Speed & Move Over Law
⏱ ~3-min readAceMark GuideWhat this topic is really about
A prima facie limit is presumed safe under ideal conditions, but driving at or below it can still be unlawful if conditions make that speed unsafe.
The Texas Move Over/Slow Down law requires drivers to vacate the lane nearest the stopped vehicle, or reduce speed if moving over is not possible.
See the mechanism
A prima facie limit is presumed safe under ideal conditions, but driving at or below it can still be unlawful if conditions make that speed unsafe. A diagram for this topic isn't available yet — the worked example below walks the same reasoning step by step.
An exam-style question, fully explained
In Texas, what is a 'prima facie' speed limit?
- Identify what the question tests: In Texas, what is a 'prima facie' speed limit.
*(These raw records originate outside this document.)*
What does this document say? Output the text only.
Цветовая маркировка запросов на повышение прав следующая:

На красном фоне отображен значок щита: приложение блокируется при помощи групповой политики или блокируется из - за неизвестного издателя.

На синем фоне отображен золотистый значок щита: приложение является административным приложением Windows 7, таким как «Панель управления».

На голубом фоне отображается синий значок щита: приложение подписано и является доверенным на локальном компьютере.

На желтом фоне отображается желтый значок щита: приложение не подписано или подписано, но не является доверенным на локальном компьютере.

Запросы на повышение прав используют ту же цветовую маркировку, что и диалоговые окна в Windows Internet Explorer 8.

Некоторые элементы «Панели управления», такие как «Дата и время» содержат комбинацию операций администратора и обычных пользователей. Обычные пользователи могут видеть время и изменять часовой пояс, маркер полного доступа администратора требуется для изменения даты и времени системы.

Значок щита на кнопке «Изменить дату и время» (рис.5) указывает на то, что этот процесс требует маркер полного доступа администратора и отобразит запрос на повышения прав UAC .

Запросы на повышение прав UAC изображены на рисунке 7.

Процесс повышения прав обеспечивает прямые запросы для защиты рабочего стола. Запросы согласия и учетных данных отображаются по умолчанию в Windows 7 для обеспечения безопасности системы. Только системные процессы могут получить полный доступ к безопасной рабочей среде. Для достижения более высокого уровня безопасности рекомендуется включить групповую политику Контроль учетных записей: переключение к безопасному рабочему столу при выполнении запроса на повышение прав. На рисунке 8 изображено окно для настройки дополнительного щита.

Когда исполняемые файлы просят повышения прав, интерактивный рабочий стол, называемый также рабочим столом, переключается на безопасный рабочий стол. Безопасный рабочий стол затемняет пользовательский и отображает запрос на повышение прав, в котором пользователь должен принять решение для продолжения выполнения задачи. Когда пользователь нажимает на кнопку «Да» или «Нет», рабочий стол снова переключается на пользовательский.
- A prima facie limit is presumed safe under ideal conditions, but driving at or below it can still be unlawful if conditions make that speed unsafe.
- Eliminate the distractors that break the rule above, then confirm the remaining option.
Traps the examiner sets
- Read each option carefully — distractors on Speed & Move Over Law are designed to look plausible.
- Re-check the exact wording of the question stem before committing to an answer.
- Watch the qualifiers ("always", "only", "except") that flip a correct-looking option.
Test your recall
Answer each from memory — you'll see instantly whether you're right and why.
Run a focused 10-question mini-mock on Speed & Move Over Law and see it stick.